A Clayton Utz lawyer blocked Boehringer Ingelheim managing director and Medicines Australia chair Wes Cook from fully detailing his version of events at Friday's special member briefing. This block, based on the competition law advice that has so hampered the association in its approach to the issue, means the directors could not have endorsed the memo based on a detailed version of events from Mr Cook. You have to assume the directors followed a process, such as a formal or independent review, to satisfy themselves the content of the memo was accurate before it was sent.

In light of the legal block, and the fact directors of other companies have been found in breach of their duties for failing to prevent the release of incorrect statements, how could the memo include the statements about conflicts of interest without such a process?

Medicines Australia has declined to answer questions on the process leading to Friday's memo. However, given the serious legal implications, it must be reasonable to assume the directors undertook a formal review or engaged an independent investigator to satisfy themselves the content of the memo was accurate. 

The extent to which the government may have been aware of a potential conflict of interest remains unclear. Its decision to engage in parallel product-specific negotiations with companies, while also engaged in industry-level discussions, was always going to create conflicts. Was it conscious of these conflicts?

The GIOTRIF listing was at the very least well advanced and potentially even finalised by the time company managing directors met over dinner in Sydney on 20 February. The accounts of that dinner vary, but it is agreed several managing directors voiced concern over the proposed supply chain changes and the approach adopted by Medicines Australia. The association's leadership, led by Mr Cook, are understood to have encouraged managing directors that industry should back the changes in support of health minister Greg Hunt. 

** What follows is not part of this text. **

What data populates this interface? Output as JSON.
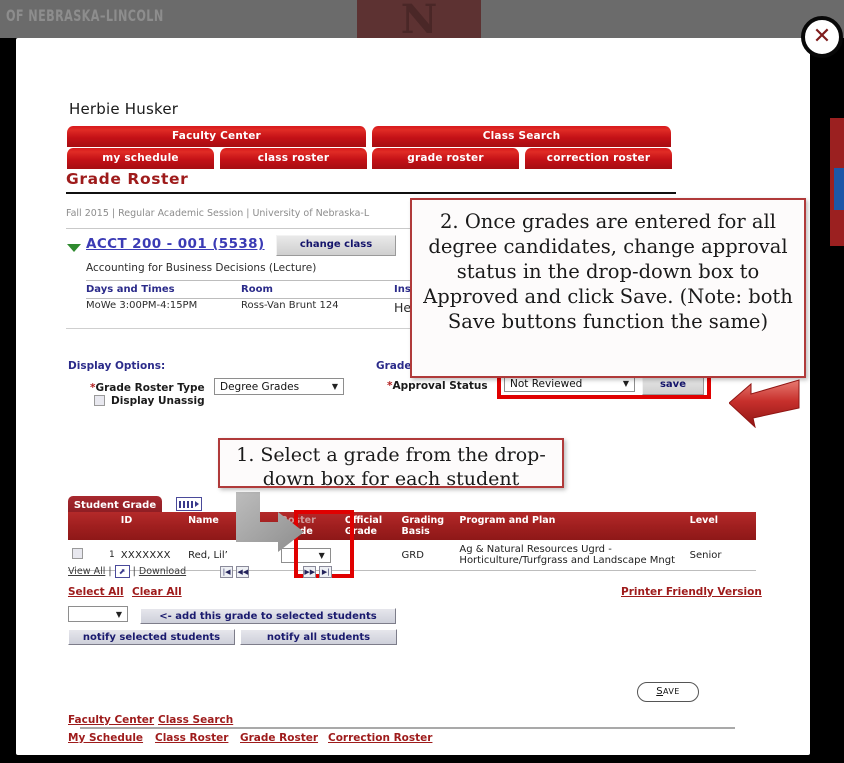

Had the industry's leadership disclosed conflicts of interest before that dinner? The events of the next day are revealing.

The association's Board met on 21 February. Importantly, it is understood there was disagreement over the representation of comments made at the managing directors' dinner. Some directors challenged the claim the managing directors were widely supportive of the approach taken by Medicines Australia. At that point, the directors were asked to disclose any conflicts of interest. GIOTRIF was not explicitly mentioned but Mr Cook did disclose a 'potential future conflict'.

The obligation to disclose a conflict ultimately sits with an individual director. The disclosure is required at the time they become aware of a potential conflict. Other directors can intervene and seek a declaration of any conflict, and this appears to have happened at the Board meeting on 21 February. 

As a result of the disclosures, a new two-member team was appointed to lead the association's discussions with the government over the supply chain changes. 

The two-member team, which remains in place, is comprised of Pfizer's Melissa McGregor and Novo Nordisk's Michala Fischer-Hansen.

Yet the governance of the disclosed conflicts remains very unclear because the government has maintained its 'parallel' approach to discussions with industry and negotiations with individual companies. 

What happened in March?

Health minister Greg Hunt hosted a delegation of company representatives at his parliament house office on 19 March.

Mr Hunt told the delegation their support for the supply chain change and participation in the pilot would enable the government to provide more funding for the PBS.

A series of discussions took place in the days following that meeting, involving company managing directors that did not attend and a Medicines Australia director (Mr Cook) with a declared conflict who was not a member of the association's two-member team.

In those discussions, it is understood Mr Cook spoke in support of the supply chain change, encouraging the managing directors to back industry support for the pilot. Mr Cook, who had disclosed a potential conflict but only to the other directors, and been formally excluded from participation in the industry-wide discussions, strangely did not disclose his conflict to these managing directors.